Compared with placebo, cotadutide 600 µg induced robust mean reductions in Absolute hepatic fat fraction; –6.2% Relative hepatic fat fraction; –30.6%

The PROXYMO study was a double-blind, placebo-controlled study where researchers subcutaneously dosed 74 patients once-daily with either cota 300 µg, cota 600 µg or placebo (all groups, n = 24). All patients had biopsy-proven non-cirrhotic NASH with fibrosis with and without type 2 diabetes and hepatic fat fraction (HFF) greater than 10%. Researchers monitored patients for safety and hepatic steatosis compared with placebo. Biomarker evaluation occurred at baseline, end-of-treatment and consecutively throughout the trial.
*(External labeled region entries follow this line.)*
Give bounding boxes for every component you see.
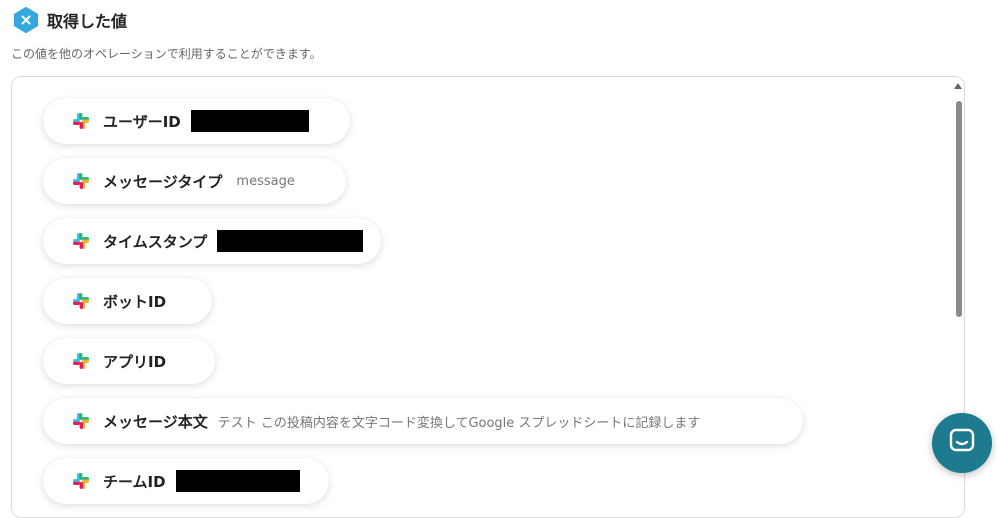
scroll-up-arrow-icon[interactable] [954,83,962,89]
slack-icon [71,231,91,251]
value-pill-team-id[interactable]: チームID [43,458,329,504]
slack-icon [71,111,91,131]
redacted-value [175,470,300,492]
x-badge-icon [13,7,39,33]
value-label: ユーザーID [103,112,181,131]
value-pill-timestamp[interactable]: タイムスタンプ [43,218,381,264]
slack-icon [71,471,91,491]
slack-icon [71,291,91,311]
redacted-value [217,230,363,252]
value-pill-app-id[interactable]: アプリID [43,338,215,384]
value-label: アプリID [103,352,167,371]
value-label: ボットID [103,292,167,311]
value-pill-message-body[interactable]: メッセージ本文 テスト この投稿内容を文字コード変換してGoogle スプレッド… [43,398,803,444]
slack-icon [71,171,91,191]
chat-icon [948,427,976,459]
header: 取得した値 [13,7,127,33]
value-pill-bot-id[interactable]: ボットID [43,278,212,324]
value-pill-user-id[interactable]: ユーザーID [43,98,350,144]
slack-icon [71,351,91,371]
scrollbar-thumb[interactable] [956,101,962,317]
value-label: メッセージ本文 [103,412,208,431]
value-label: メッセージタイプ [103,172,223,191]
values-panel: ユーザーID メッセージタイプ message タイムスタンプ ボットID アプ… [11,76,965,518]
page-subtitle: この値を他のオペレーションで利用することができます。 [11,47,322,61]
redacted-value [190,110,309,132]
page-title: 取得した値 [47,12,128,31]
value-text: message [236,173,295,189]
value-pill-message-type[interactable]: メッセージタイプ message [43,158,346,204]
value-label: タイムスタンプ [103,232,208,251]
slack-icon [71,411,91,431]
chat-button[interactable] [932,413,992,473]
value-text: テスト この投稿内容を文字コード変換してGoogle スプレッドシートに記録しま… [217,415,701,431]
value-label: チームID [103,472,166,491]
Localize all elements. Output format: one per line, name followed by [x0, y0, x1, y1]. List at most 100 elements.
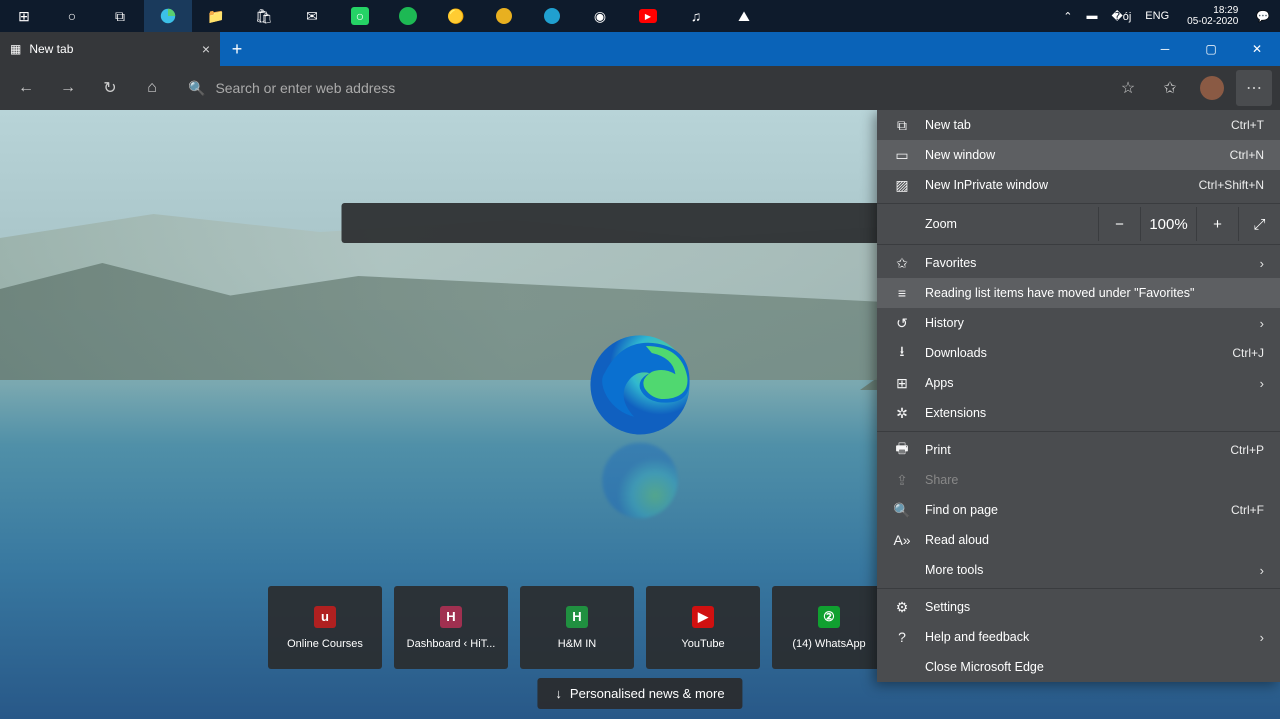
back-button[interactable]: ← — [8, 70, 44, 106]
favorite-star-button[interactable]: ☆ — [1110, 70, 1146, 106]
zoom-value: 100% — [1140, 207, 1196, 241]
menu-item[interactable]: ⭳ DownloadsCtrl+J — [877, 338, 1280, 368]
tile-favicon-icon: H — [566, 606, 588, 628]
edge-taskbar-icon[interactable] — [144, 0, 192, 32]
menu-item[interactable]: ✲ Extensions — [877, 398, 1280, 428]
notifications-icon[interactable]: 💬 — [1256, 10, 1270, 23]
quick-link-tile[interactable]: ② (14) WhatsApp — [772, 586, 886, 669]
menu-item-icon: ✩ — [893, 255, 911, 272]
menu-item[interactable]: Close Microsoft Edge — [877, 652, 1280, 682]
menu-item[interactable]: ⊞ Apps› — [877, 368, 1280, 398]
menu-item-label: New window — [925, 148, 995, 162]
menu-item[interactable]: ≡ Reading list items have moved under "F… — [877, 278, 1280, 308]
whatsapp-taskbar-icon[interactable]: ○ — [336, 0, 384, 32]
ntp-search-box[interactable] — [342, 203, 939, 243]
quick-link-tile[interactable]: u Online Courses — [268, 586, 382, 669]
menu-shortcut: Ctrl+N — [1230, 148, 1264, 162]
menu-item-icon: ↺ — [893, 315, 911, 332]
refresh-button[interactable]: ↻ — [92, 70, 128, 106]
wifi-icon[interactable]: �ój — [1111, 10, 1131, 23]
quick-link-tile[interactable]: ▶ YouTube — [646, 586, 760, 669]
spotify-icon[interactable] — [384, 0, 432, 32]
menu-item-icon: ? — [893, 629, 911, 645]
browser-tab[interactable]: ▦ New tab × — [0, 32, 220, 66]
tab-close-button[interactable]: × — [202, 41, 210, 57]
fullscreen-button[interactable]: ⤢ — [1238, 207, 1280, 241]
tile-label: (14) WhatsApp — [792, 638, 865, 650]
new-tab-button[interactable]: + — [220, 32, 254, 66]
battery-icon[interactable]: ▬ — [1086, 10, 1097, 22]
quick-link-tile[interactable]: H Dashboard ‹ HiT... — [394, 586, 508, 669]
browser-titlebar: ▦ New tab × + ─ ▢ ✕ — [0, 32, 1280, 66]
quick-link-tile[interactable]: H H&M IN — [520, 586, 634, 669]
app-icon[interactable]: 🟡 — [432, 0, 480, 32]
menu-item-label: Find on page — [925, 503, 998, 517]
more-menu: ⧉ New tabCtrl+T ▭ New window Ctrl+N ▨ New I… — [877, 110, 1280, 682]
more-menu-button[interactable]: ⋯ — [1236, 70, 1272, 106]
minimize-button[interactable]: ─ — [1142, 32, 1188, 66]
menu-item-icon: ⧉ — [893, 117, 911, 134]
tile-label: Online Courses — [287, 638, 363, 650]
menu-item[interactable]: ? Help and feedback› — [877, 622, 1280, 652]
menu-item[interactable]: ↺ History› — [877, 308, 1280, 338]
menu-item-label: Print — [925, 443, 951, 457]
store-icon[interactable]: 🛍 — [240, 0, 288, 32]
menu-item-label: More tools — [925, 563, 983, 577]
clock[interactable]: 18:29 05-02-2020 — [1183, 5, 1242, 27]
windows-taskbar: ⊞ ○ ⧉ 📁 🛍 ✉ ○ 🟡 ◉ ▶ ♫ ⛰ ⌃ ▬ �ój ENG 18:2… — [0, 0, 1280, 32]
menu-shortcut: Ctrl+Shift+N — [1199, 178, 1264, 192]
tile-label: YouTube — [681, 638, 724, 650]
explorer-icon[interactable]: 📁 — [192, 0, 240, 32]
tile-favicon-icon: ② — [818, 606, 840, 628]
menu-item-icon: ▭ — [893, 147, 911, 164]
menu-item-icon: ≡ — [893, 285, 911, 301]
forward-button[interactable]: → — [50, 70, 86, 106]
address-bar[interactable]: 🔍 Search or enter web address — [176, 72, 1104, 104]
edge-canary-icon[interactable] — [480, 0, 528, 32]
menu-item-label: Reading list items have moved under "Fav… — [925, 286, 1194, 300]
chevron-right-icon: › — [1260, 630, 1264, 645]
zoom-in-button[interactable]: + — [1196, 207, 1238, 241]
taskbar-apps: ⊞ ○ ⧉ 📁 🛍 ✉ ○ 🟡 ◉ ▶ ♫ ⛰ — [0, 0, 768, 32]
menu-item-label: Apps — [925, 376, 954, 390]
menu-item[interactable]: ⚙ Settings — [877, 592, 1280, 622]
lang-indicator[interactable]: ENG — [1145, 10, 1169, 22]
close-window-button[interactable]: ✕ — [1234, 32, 1280, 66]
menu-item-label: Share — [925, 473, 958, 487]
menu-item[interactable]: A» Read aloud — [877, 525, 1280, 555]
start-button[interactable]: ⊞ — [0, 0, 48, 32]
menu-item[interactable]: 🔍 Find on pageCtrl+F — [877, 495, 1280, 525]
chevron-right-icon: › — [1260, 316, 1264, 331]
edge-beta-icon[interactable] — [528, 0, 576, 32]
new-tab-page: u Online CoursesH Dashboard ‹ HiT...H H&… — [0, 110, 1280, 719]
youtube-icon[interactable]: ▶ — [624, 0, 672, 32]
menu-item-icon: 🖶 — [893, 438, 911, 462]
maximize-button[interactable]: ▢ — [1188, 32, 1234, 66]
news-toggle-button[interactable]: ↓ Personalised news & more — [537, 678, 742, 709]
app2-icon[interactable]: ♫ — [672, 0, 720, 32]
home-button[interactable]: ⌂ — [134, 70, 170, 106]
menu-item[interactable]: ⧉ New tabCtrl+T — [877, 110, 1280, 140]
menu-item[interactable]: More tools › — [877, 555, 1280, 585]
cortana-icon[interactable]: ○ — [48, 0, 96, 32]
chrome-icon[interactable]: ◉ — [576, 0, 624, 32]
browser-toolbar: ← → ↻ ⌂ 🔍 Search or enter web address ☆ … — [0, 66, 1280, 110]
chevron-right-icon: › — [1260, 256, 1264, 271]
menu-item[interactable]: 🖶 Print Ctrl+P — [877, 435, 1280, 465]
menu-item[interactable]: ✩ Favorites› — [877, 248, 1280, 278]
chevron-down-icon: ↓ — [555, 686, 562, 701]
tray-chevron-icon[interactable]: ⌃ — [1063, 10, 1072, 23]
zoom-out-button[interactable]: − — [1098, 207, 1140, 241]
menu-item[interactable]: ▨ New InPrivate windowCtrl+Shift+N — [877, 170, 1280, 200]
menu-item[interactable]: ▭ New window Ctrl+N — [877, 140, 1280, 170]
task-view-icon[interactable]: ⧉ — [96, 0, 144, 32]
tile-favicon-icon: ▶ — [692, 606, 714, 628]
app3-icon[interactable]: ⛰ — [720, 0, 768, 32]
menu-shortcut: Ctrl+P — [1230, 443, 1264, 457]
mail-icon[interactable]: ✉ — [288, 0, 336, 32]
favorites-button[interactable]: ✩ — [1152, 70, 1188, 106]
tile-favicon-icon: H — [440, 606, 462, 628]
profile-button[interactable] — [1194, 70, 1230, 106]
menu-item-icon: 🔍 — [893, 502, 911, 519]
chevron-right-icon: › — [1260, 563, 1264, 578]
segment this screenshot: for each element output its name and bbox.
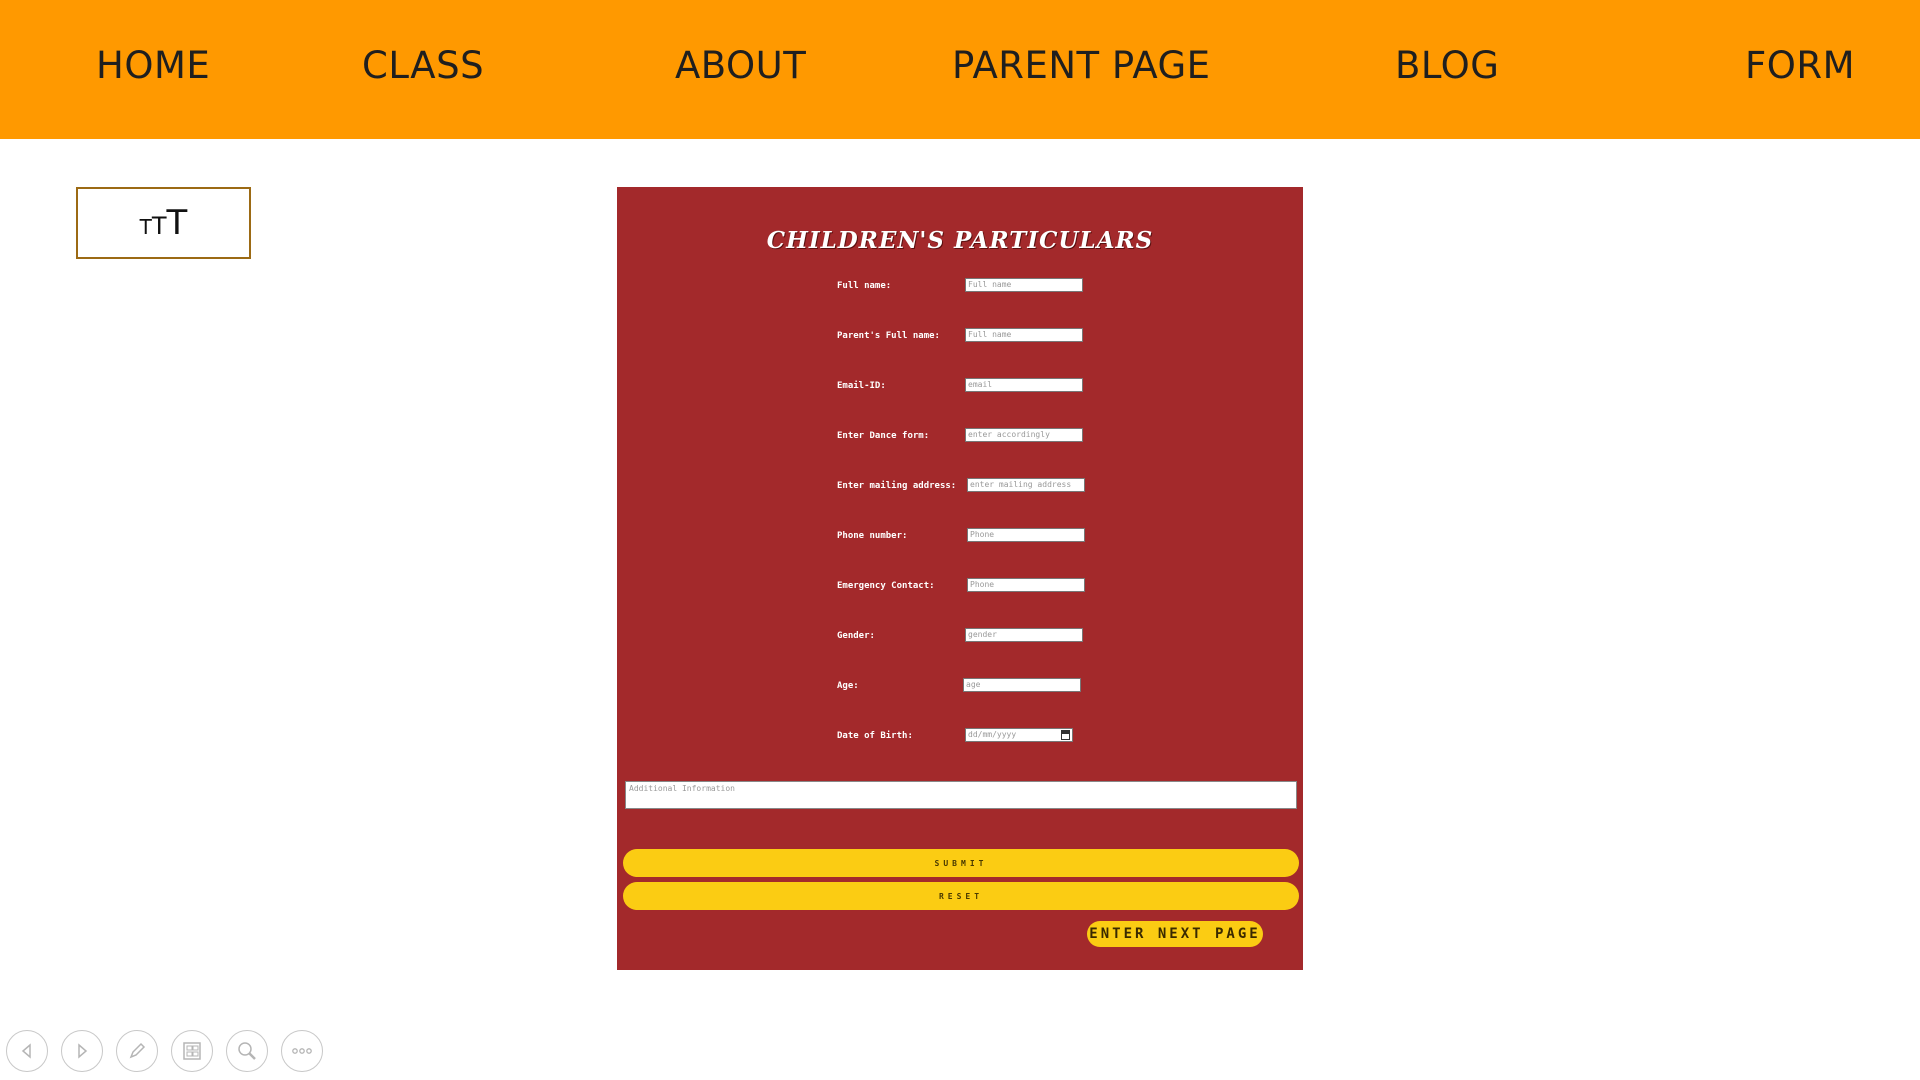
form-row-parent-name: Parent's Full name: Full name [617, 328, 1303, 348]
phone-label: Phone number: [837, 531, 908, 541]
date-of-birth-input[interactable]: dd/mm/yyyy [965, 728, 1073, 742]
submit-button[interactable]: SUBMIT [623, 849, 1299, 877]
logo-text: TTT [139, 203, 188, 243]
form-row-phone: Phone number: Phone [617, 528, 1303, 548]
age-input[interactable]: age [963, 678, 1081, 692]
emergency-contact-input[interactable]: Phone [967, 578, 1085, 592]
next-icon[interactable] [61, 1030, 103, 1072]
zoom-icon[interactable] [226, 1030, 268, 1072]
top-navbar: HOME CLASS ABOUT PARENT PAGE BLOG FORM [0, 0, 1920, 139]
email-input[interactable]: email [965, 378, 1083, 392]
form-row-dance-form: Enter Dance form: enter accordingly [617, 428, 1303, 448]
dance-form-input[interactable]: enter accordingly [965, 428, 1083, 442]
form-row-mailing-address: Enter mailing address: enter mailing add… [617, 478, 1303, 498]
nav-class[interactable]: CLASS [362, 44, 484, 87]
previous-icon[interactable] [6, 1030, 48, 1072]
pen-icon[interactable] [116, 1030, 158, 1072]
parent-name-label: Parent's Full name: [837, 331, 940, 341]
more-icon[interactable] [281, 1030, 323, 1072]
form-row-full-name: Full name: Full name [617, 278, 1303, 298]
phone-input[interactable]: Phone [967, 528, 1085, 542]
mailing-address-input[interactable]: enter mailing address [967, 478, 1085, 492]
emergency-contact-label: Emergency Contact: [837, 581, 935, 591]
form-row-gender: Gender: gender [617, 628, 1303, 648]
form-title: CHILDREN'S PARTICULARS [766, 227, 1154, 254]
additional-information-textarea[interactable]: Additional Information [625, 781, 1297, 809]
email-label: Email-ID: [837, 381, 886, 391]
form-row-date-of-birth: Date of Birth: dd/mm/yyyy [617, 728, 1303, 748]
age-label: Age: [837, 681, 859, 691]
full-name-label: Full name: [837, 281, 892, 291]
parent-name-input[interactable]: Full name [965, 328, 1083, 342]
nav-parent-page[interactable]: PARENT PAGE [952, 44, 1211, 87]
gender-label: Gender: [837, 631, 875, 641]
full-name-input[interactable]: Full name [965, 278, 1083, 292]
date-of-birth-label: Date of Birth: [837, 731, 913, 741]
presentation-toolbar [6, 1030, 323, 1074]
reset-button[interactable]: RESET [623, 882, 1299, 910]
slides-grid-icon[interactable] [171, 1030, 213, 1072]
gender-input[interactable]: gender [965, 628, 1083, 642]
nav-about[interactable]: ABOUT [675, 44, 806, 87]
form-row-email: Email-ID: email [617, 378, 1303, 398]
mailing-address-label: Enter mailing address: [837, 481, 957, 491]
nav-form[interactable]: FORM [1745, 44, 1855, 87]
dance-form-label: Enter Dance form: [837, 431, 930, 441]
logo[interactable]: TTT [76, 187, 251, 259]
calendar-icon[interactable] [1061, 730, 1070, 740]
enter-next-page-button[interactable]: ENTER NEXT PAGE [1087, 921, 1263, 947]
nav-blog[interactable]: BLOG [1395, 44, 1499, 87]
form-row-age: Age: age [617, 678, 1303, 698]
date-of-birth-placeholder: dd/mm/yyyy [968, 730, 1017, 739]
form-row-emergency-contact: Emergency Contact: Phone [617, 578, 1303, 598]
nav-home[interactable]: HOME [96, 44, 210, 87]
form-panel: CHILDREN'S PARTICULARS Full name: Full n… [617, 187, 1303, 970]
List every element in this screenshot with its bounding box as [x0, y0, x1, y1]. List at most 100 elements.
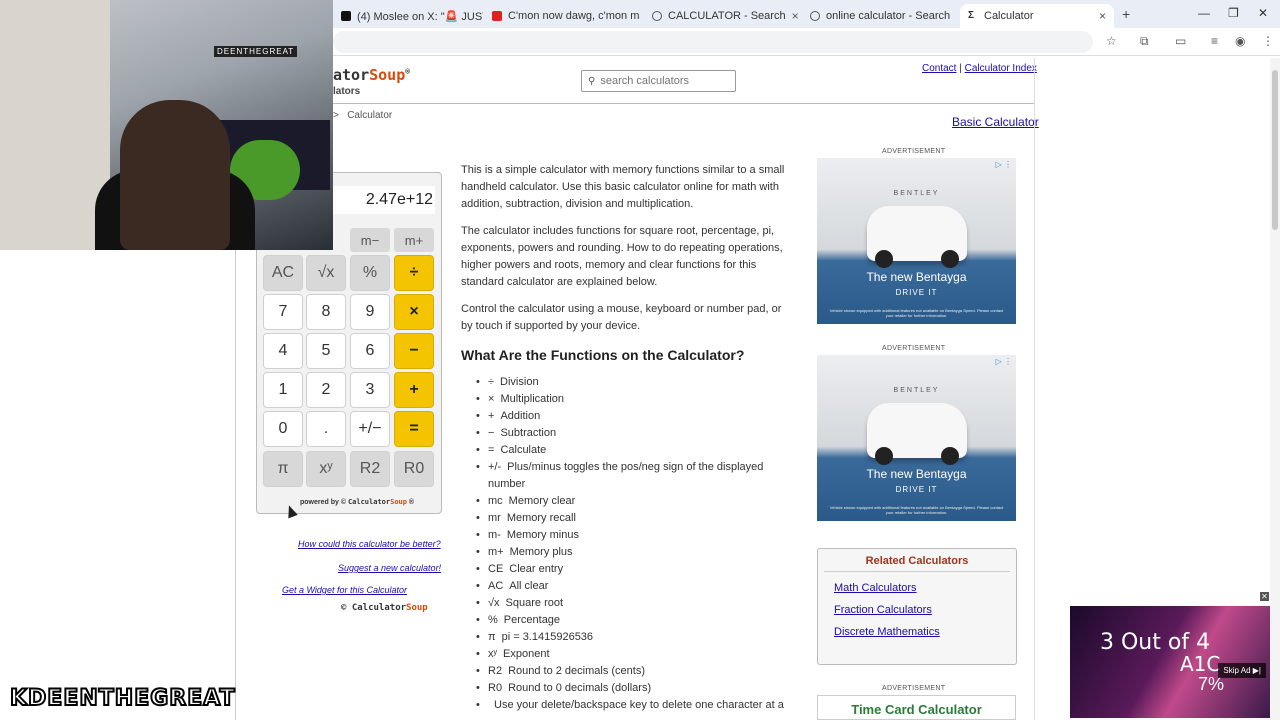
- tab-online-calculator-search[interactable]: online calculator - Search ×: [802, 4, 956, 28]
- calc-key[interactable]: 4: [263, 333, 303, 369]
- bentley-ad[interactable]: ▷ ⋮ BENTLEY The new Bentayga DRIVE IT Ve…: [817, 355, 1016, 521]
- webcam-wall: [0, 0, 110, 250]
- function-item: Use your delete/backspace key to delete …: [476, 697, 796, 714]
- function-description: pi = 3.1415926536: [501, 631, 594, 643]
- minimize-button[interactable]: —: [1198, 6, 1210, 20]
- function-description: Calculate: [500, 444, 547, 456]
- site-search[interactable]: ⚲: [581, 70, 736, 92]
- restore-button[interactable]: ❐: [1228, 6, 1239, 20]
- calc-key[interactable]: ×: [394, 294, 434, 330]
- window-close-button[interactable]: ✕: [1258, 6, 1268, 20]
- powered-soup: Soup: [390, 498, 407, 506]
- related-title: Related Calculators: [865, 555, 969, 567]
- powered-by: powered by © CalculatorSoup ®: [300, 498, 414, 506]
- calc-key[interactable]: 5: [306, 333, 346, 369]
- copyright-symbol: ©: [341, 603, 347, 613]
- scrollbar-thumb[interactable]: [1272, 70, 1278, 230]
- powered-brand: Calculator: [347, 498, 391, 506]
- tab-label: CALCULATOR - Search: [668, 10, 786, 22]
- address-bar[interactable]: [333, 31, 1093, 53]
- bookmark-star-icon[interactable]: ☆: [1106, 34, 1117, 48]
- function-symbol: +: [488, 410, 495, 422]
- calc-key[interactable]: π: [263, 451, 303, 487]
- extensions-icon[interactable]: ⧉: [1140, 34, 1149, 49]
- calc-key[interactable]: 7: [263, 294, 303, 330]
- calc-key[interactable]: R0: [394, 451, 434, 487]
- function-item: −Subtraction: [476, 425, 796, 442]
- controls-paragraph: Control the calculator using a mouse, ke…: [461, 303, 782, 332]
- calculator-index-link[interactable]: Calculator Index: [965, 63, 1037, 74]
- logo-soup: Soup: [369, 66, 406, 84]
- adchoices-icon[interactable]: ▷ ⋮: [996, 357, 1012, 366]
- logo-reg: ®: [405, 67, 411, 76]
- close-tab-icon[interactable]: ×: [1099, 9, 1106, 23]
- calc-key[interactable]: %: [350, 255, 390, 291]
- function-item: ÷ Division: [476, 374, 796, 391]
- function-item: √x Square root: [476, 595, 796, 612]
- tab-cmon-now[interactable]: C'mon now dawg, c'mon mane ×: [484, 4, 640, 28]
- function-item: +/-Plus/minus toggles the pos/neg sign o…: [476, 459, 796, 493]
- calc-key[interactable]: 8: [306, 294, 346, 330]
- calc-key[interactable]: √x: [306, 255, 346, 291]
- calc-key[interactable]: ÷: [394, 255, 434, 291]
- calc-key[interactable]: =: [394, 411, 434, 447]
- site-logo[interactable]: atorSoup®: [333, 66, 410, 84]
- fraction-calculators-link[interactable]: Fraction Calculators: [834, 604, 1016, 616]
- search-input[interactable]: [600, 75, 726, 87]
- math-calculators-link[interactable]: Math Calculators: [834, 582, 1016, 594]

Compared with baseline, treatment with cota yielded dose-dependent and time-dependent treatment effects within both dosage groups at week 19. Within the cota 600 µg group specifically, researchers noted robust mean reductions in absolute HFF (–6.2%; 95% CI, –10.5 to –1.84), relative HFF (–30.6%; 95% CI, –55.8 to –5.4), alanine transaminase (–26.2 IU/L; 95% CI, – 50.4 to – 2.1) and aspartate transaminase (–16.9 IU/L; 95% CI, –33.2 to –0.8) compared with placebo. Treatment with cota was safe and well-tolerated with the majority of adverse events of mild to moderate severity.

Arun Sanyal

“PROXYMO demonstrated safety and efficacy of cotadutide in patients with biopsy-proven NASH,” Sanyal concluded. “These data provide support for further evaluation of cotadutide for this indication in target populations; this is the first demonstration of the effects of a GLP-1 glucagon co-agonist in NASH.